My father loved his time at the Store. It was where he was most comfortable. But I don’t believe he cared about the product. He wasn’t solving a problem or addressing a need, except for his need to make a living. Not given to reflective communications, he never expressed anything about the subject of men’s clothing, even while devoting half a century to the cause. Sure, he preferred dressy clothing to denim. And he certainly wouldn’t have approved of ripped jeans under any circumstances. But these preferences could just as well have been expressed if he’d become an insurance agent or a lawyer.

He held many beliefs deep within a well of silence. We weren’t always sure about the inner workings of his mind. But the preferences he did feel sharply, such as that his sons marry within their faith, were communicated with an extreme clarity, spoken or not. When he first met my wife, Katie, who is not Jewish, he closed his eyes, leaned back his head against the couch and proceeded not to speak for the rest of the afternoon.

Several months later, when it appeared Katie and I might stay together, to my great relief, he refrained from an angry display. Certainly already chastened by my mother, he broached the subject of his disapproval with subtlety, even graciousness.

“She’s pretty. She’s smart,” he conceded, then continued, with his coup d’ grace: “But she’s a little older.” This from a man who had married a woman fifteen years younger and made known he felt that was a good idea.

He left out the major facts that she was also Unitarian, divorced and the mother of a two-year-old daughter.

“How will he be with Kelly?” Katie and I fretted.

“Will he accept her?” we wondered.

If he rejected her, Kelly would sense it, to say nothing of the resentment Katie would feel.   To say we were concerned with their introduction to each other is a vast understatement. Yet, when the time came, Lou Sanders instantly abandoned all his inhibitions about religion, about divorce, and about step-grandchildren, a relationship he would have scoffed at as tenuous, at best, in any other family.

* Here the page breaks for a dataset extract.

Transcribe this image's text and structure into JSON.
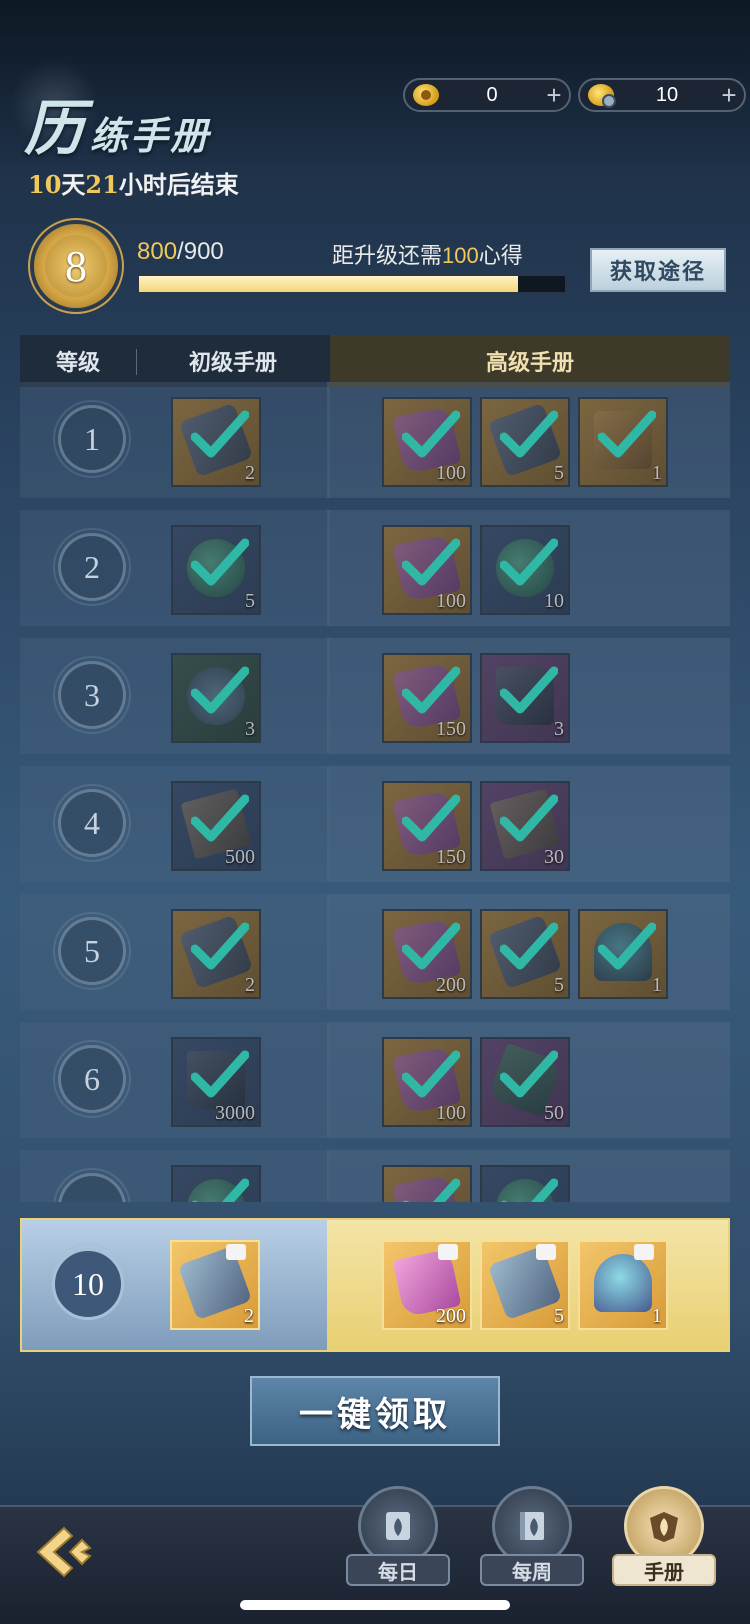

He loved Kelly like his own grandchild immediately, indistinguishable from his other six. Katie, too, was accepted as a beloved daughter-in-law from the moment it became clear she would not be going away. Did Lou reach this accommodation easily? Probably not. But once he got there, Lou Sanders didn’t look back.

*****

Perhaps that is the closest connection he has to Kelly and Laura’s new enterprise. It doesn’t matter what the subject matter is. It’s just coincidence Kelly is entering the field of clothing where my father “played” for so long. In the important ways, when push comes to shove, Kelly is going about it the right way, all in. And as a grandfather to Kelly, when he could have fallen so much shorter, Lou went all the way. If Lou Sanders’ Men’s Shop existed today, doubtless he’d feature a new line on display the moment it becomes available: Kirrin Finch: menswear apparel for women.